La democracia ha sufrido un deterioro paulatino en las sucesivas gestiones del presidente Morales, al que pese a todo hay que reconocerle varios avances en materia de derechos humanos, una estabilidad económica relativa —con desaceleración en curso y un futuro incierto—, y una pregonada reducción de la pobreza que a la hora de la verdad se advierte poco en el día a día.

El fin no justifica los medios. Ningún gobierno, por más progreso que haya llevado a un país, debería tomarse el atrevimiento de manipular las instituciones del Estado con el objetivo de prorrogarse en el poder. El mejor gobierno es el que trabaja a favor de la gente y, además, el que sabe respetar las reglas del juego democrático; esto es, sus titulares, una vez cumplido el plazo establecido por la Constitución, se hacen a un lado para dar paso a la transición de una administración a otra —que puede ser de la misma sigla partidaria o no.

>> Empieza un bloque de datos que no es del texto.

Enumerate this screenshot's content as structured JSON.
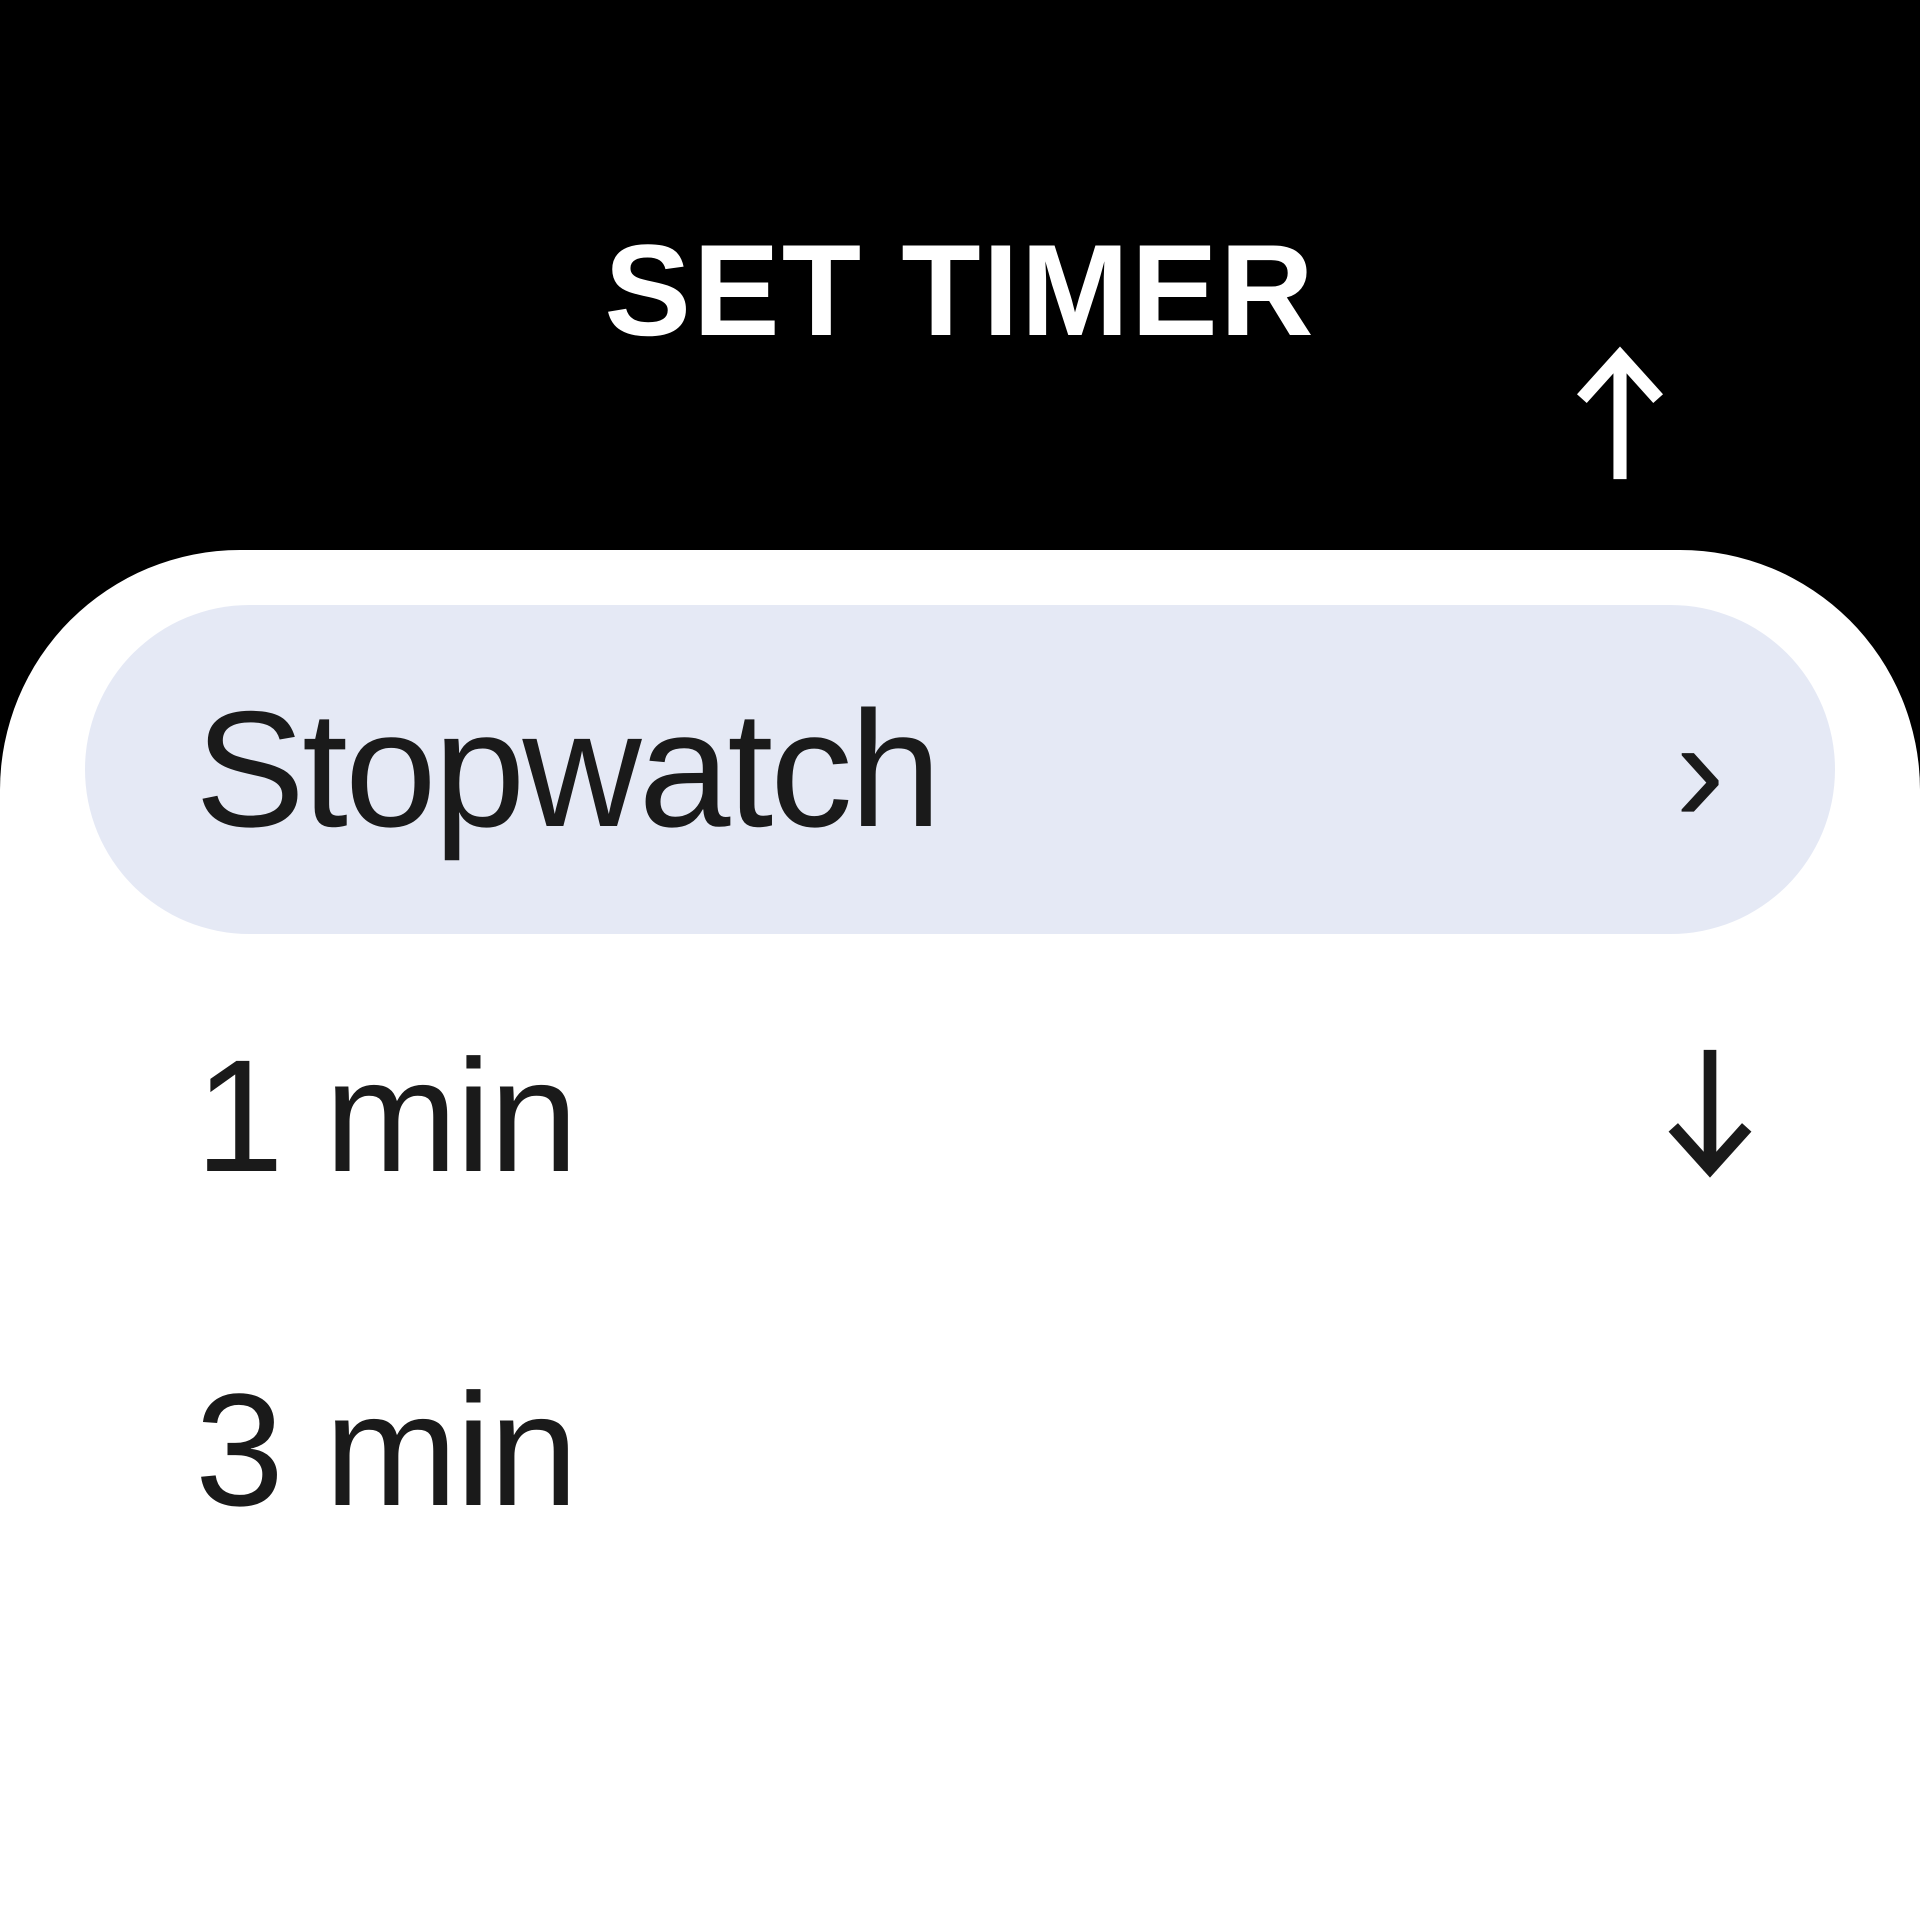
{
  "header": {
    "title": "SET TIMER"
  },
  "selected": {
    "label": "Stopwatch"
  },
  "items": [
    {
      "label": "1 min"
    },
    {
      "label": "3 min"
    }
  ]
}
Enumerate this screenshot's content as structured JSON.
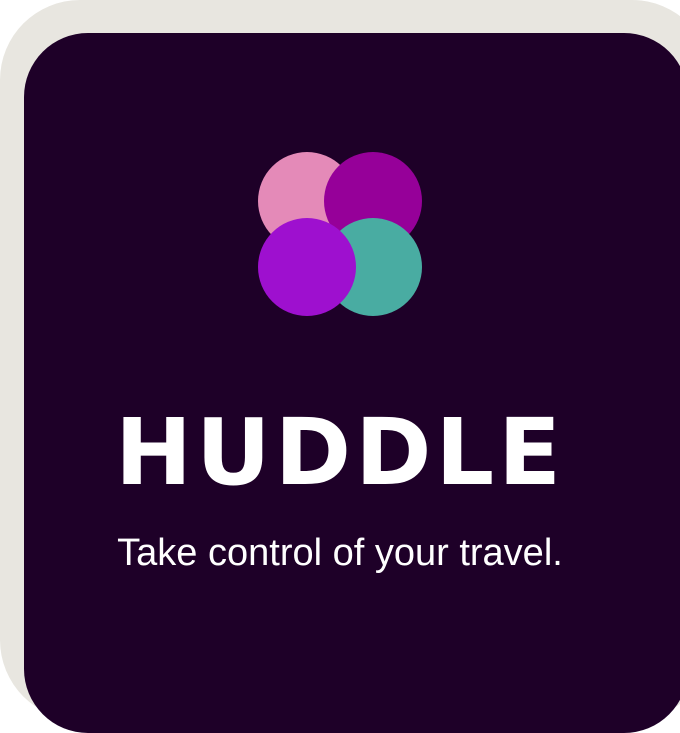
{
  "app": {
    "name": "HUDDLE",
    "tagline": "Take control of your travel."
  },
  "logo": {
    "icon": "four-circles-logo-icon",
    "colors": [
      "#e48ab8",
      "#960099",
      "#9e10cf",
      "#49aca2"
    ]
  },
  "theme": {
    "background": "#1e0028",
    "frame": "#e8e6e0",
    "text": "#ffffff"
  }
}
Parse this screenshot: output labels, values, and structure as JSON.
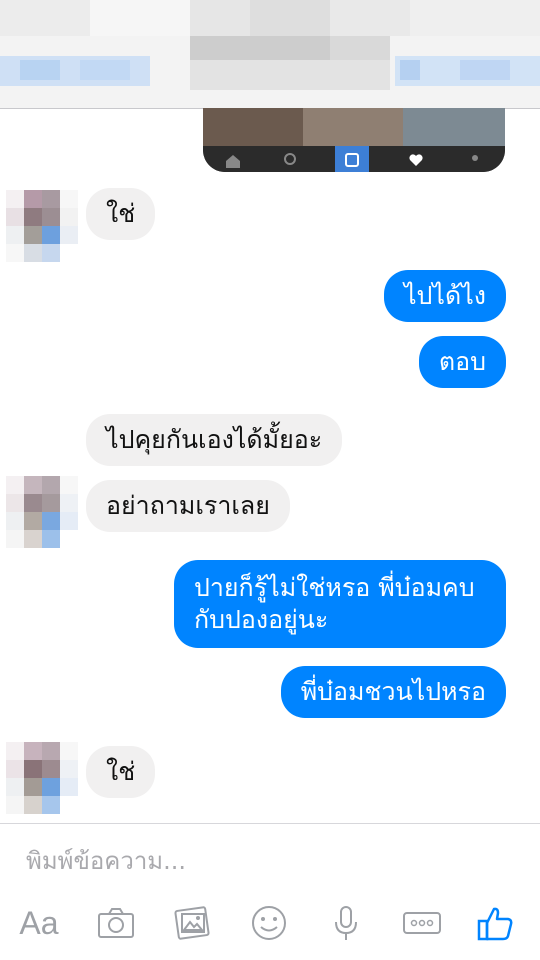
{
  "messages": [
    {
      "side": "in",
      "text": "ใช่"
    },
    {
      "side": "out",
      "text": "ไปได้ไง"
    },
    {
      "side": "out",
      "text": "ตอบ"
    },
    {
      "side": "in",
      "text": "ไปคุยกันเองได้มั้ยอะ"
    },
    {
      "side": "in",
      "text": "อย่าถามเราเลย"
    },
    {
      "side": "out",
      "line1": "ปายก็รู้ไม่ใช่หรอ พี่บ๋อมคบ",
      "line2": "กับปองอยู่นะ"
    },
    {
      "side": "out",
      "text": "พี่บ๋อมชวนไปหรอ"
    },
    {
      "side": "in",
      "text": "ใช่"
    }
  ],
  "composer": {
    "placeholder": "พิมพ์ข้อความ...",
    "aa_label": "Aa",
    "icons": [
      "text-format-icon",
      "camera-icon",
      "gallery-icon",
      "sticker-icon",
      "microphone-icon",
      "more-icon",
      "like-icon"
    ]
  },
  "colors": {
    "outgoing": "#0084ff",
    "incoming": "#f1f0f0",
    "icon_gray": "#9ea1a6"
  }
}
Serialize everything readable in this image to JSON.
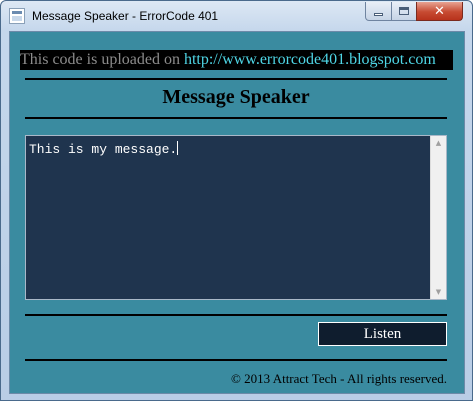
{
  "window": {
    "title": "Message Speaker - ErrorCode 401",
    "controls": {
      "minimize_icon": "minimize-icon",
      "maximize_icon": "maximize-icon",
      "close_icon": "close-icon",
      "close_glyph": "✕"
    }
  },
  "banner": {
    "text": "This code is uploaded on ",
    "link": "http://www.errorcode401.blogspot.com"
  },
  "heading": "Message Speaker",
  "message": {
    "value": "This is my message."
  },
  "scrollbar": {
    "up_glyph": "▲",
    "down_glyph": "▼"
  },
  "listen_button": "Listen",
  "footer": "© 2013 Attract Tech - All rights reserved.",
  "colors": {
    "client_background": "#3a8ba0",
    "textarea_background": "#1f344e",
    "button_background": "#0f1d2e",
    "banner_link": "#4fd6e6",
    "banner_text": "#8c8c8c"
  }
}
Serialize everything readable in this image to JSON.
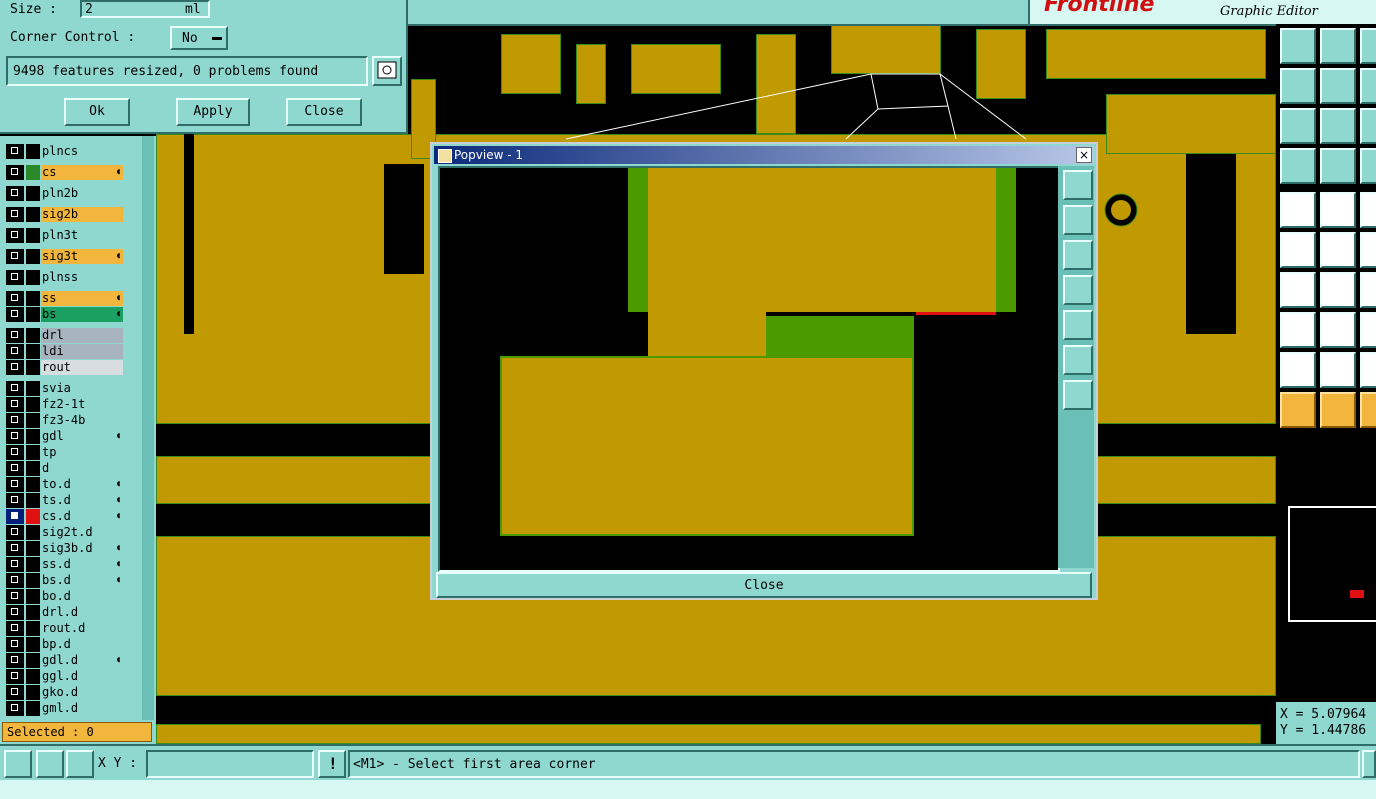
{
  "dialog": {
    "size_label": "Size :",
    "size_value": "2",
    "size_unit": "ml",
    "corner_label": "Corner Control :",
    "corner_value": "No",
    "status": "9498 features resized, 0 problems found",
    "ok": "Ok",
    "apply": "Apply",
    "close": "Close"
  },
  "topbar": {
    "brand": "Frontline",
    "subtitle": "Graphic Editor"
  },
  "layers": [
    {
      "name": "plncs",
      "style": "",
      "lock": false
    },
    {
      "name": "cs",
      "style": "orange",
      "lock": true,
      "color": "#2a8a2a"
    },
    {
      "name": "pln2b",
      "style": "",
      "lock": false
    },
    {
      "name": "sig2b",
      "style": "orange",
      "lock": false
    },
    {
      "name": "pln3t",
      "style": "",
      "lock": false
    },
    {
      "name": "sig3t",
      "style": "orange",
      "lock": true
    },
    {
      "name": "plnss",
      "style": "",
      "lock": false
    },
    {
      "name": "ss",
      "style": "orange",
      "lock": true
    },
    {
      "name": "bs",
      "style": "green",
      "lock": true
    },
    {
      "name": "drl",
      "style": "gray",
      "lock": false
    },
    {
      "name": "ldi",
      "style": "gray",
      "lock": false
    },
    {
      "name": "rout",
      "style": "light",
      "lock": false
    },
    {
      "name": "svia",
      "style": "",
      "lock": false
    },
    {
      "name": "fz2-1t",
      "style": "",
      "lock": false
    },
    {
      "name": "fz3-4b",
      "style": "",
      "lock": false
    },
    {
      "name": "gdl",
      "style": "",
      "lock": true
    },
    {
      "name": "tp",
      "style": "",
      "lock": false
    },
    {
      "name": "d",
      "style": "",
      "lock": false
    },
    {
      "name": "to.d",
      "style": "",
      "lock": true
    },
    {
      "name": "ts.d",
      "style": "",
      "lock": true
    },
    {
      "name": "cs.d",
      "style": "",
      "lock": true,
      "selected": true,
      "color": "#e01010"
    },
    {
      "name": "sig2t.d",
      "style": "",
      "lock": false
    },
    {
      "name": "sig3b.d",
      "style": "",
      "lock": true
    },
    {
      "name": "ss.d",
      "style": "",
      "lock": true
    },
    {
      "name": "bs.d",
      "style": "",
      "lock": true
    },
    {
      "name": "bo.d",
      "style": "",
      "lock": false
    },
    {
      "name": "drl.d",
      "style": "",
      "lock": false
    },
    {
      "name": "rout.d",
      "style": "",
      "lock": false
    },
    {
      "name": "bp.d",
      "style": "",
      "lock": false
    },
    {
      "name": "gdl.d",
      "style": "",
      "lock": true
    },
    {
      "name": "ggl.d",
      "style": "",
      "lock": false
    },
    {
      "name": "gko.d",
      "style": "",
      "lock": false
    },
    {
      "name": "gml.d",
      "style": "",
      "lock": false
    }
  ],
  "selected_label": "Selected : 0",
  "popview": {
    "title": "Popview - 1",
    "close": "Close"
  },
  "coords": {
    "x": "X = 5.07964",
    "y": "Y = 1.44786"
  },
  "bottom": {
    "xy_label": "X Y :",
    "xy_value": "",
    "prompt": "<M1> - Select first area corner"
  },
  "colors": {
    "panel": "#8fd8d0",
    "copper": "#c09a00",
    "accent_orange": "#f2b63c",
    "highlight_green": "#4a9a00",
    "error_red": "#e01010"
  }
}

Lo ocurrido en los últimos días con el Tribunal Supremo Electoral (TSE) es el corolario de una serie de arbitrariedades a tono con un mandato gubernamental: apoyo cerrado a una persona (ni siquiera a un instrumento político, como todavía creen algunos incautos) dentro de un régimen reacio a la democracia interna (en este sentido, a imagen y semejanza del partido único), y por eso en las primarias de enero no veremos otro binomio del MAS que no sea el que todos conocemos.

El mesianismo guía el accionar de los partidarios del oficialismo y esto les impide ver la realidad de un hombre encaramado en el poder sin intenciones de cederlo. Cualquier político con buenos propósitos está en condiciones de hacer grandes cosas por la comunidad, pero nunca dejará de ser un hombre como los demás. Disculpen, lectores inteligentes, la obviedad terrenal: endiosar a ese político es el peor error que alguien puede cometer.

El seguidor obsecuente de aquella línea de mensaje se relame comparando la postura de su líder respecto a la oposición, a sabiendas de que, por lo menos hasta ahora, esta no ha sido capaz de ponerse a la altura de las circunstancias. No hay mayores misterios: la polarización artera, la confrontación a menudo virulenta, constituye la base discursiva del populismo —ya sea de izquierdas o de derechas— en Bolivia y en otras partes del mundo.

Con tal panorama, el TSE acaba de desperdiciar la oportunidad de transmitir confianza a una población que como nunca antes en los últimos 12 años necesitaba recibir una señal de imparcialidad, antes de encarar un año políticamente clave para el futuro de la nación. Y no solo perdió la escasa credibilidad que le quedaba, también toda autoridad frente a los electores.

Párrafo aparte para los votos disidentes de Antonio Costas y Dunia Sandoval, la vocal que con valentía declaró su respeto a la soberanía del voto manifestada en el referéndum del 21 de febrero de 2016 y su estricta sujeción al cumplimiento de lo establecido en la Carta Magna.

Por sus reacciones, el partido oficialista —autoridades, líderes de opinión e influencers en las redes sociales— no parece haber tomado conciencia del verdadero peligro para un gobierno autoritario; peligro que en estos tiempos no proviene de una oposición política tradicional —debilitada, en el caso boliviano— sino de una ciudadanía informada y movilizada por el acicate de nuevos medios sociales de comunicación como el aparentemente inofensivo WhatsApp.

A pesar de las múltiples formas con que se ha venido menoscabando la democracia, ella no ha muerto y esto no cambiará a menos que exista el consentimiento de los votantes: nuevamente las urnas decidirán el futuro del país. Por lo tanto, la última palabra la tiene todavía la ciudadanía. Resultaría incomprensible que sirviera para otra cosa que no sea darle un halo de vida, por el bien de todos.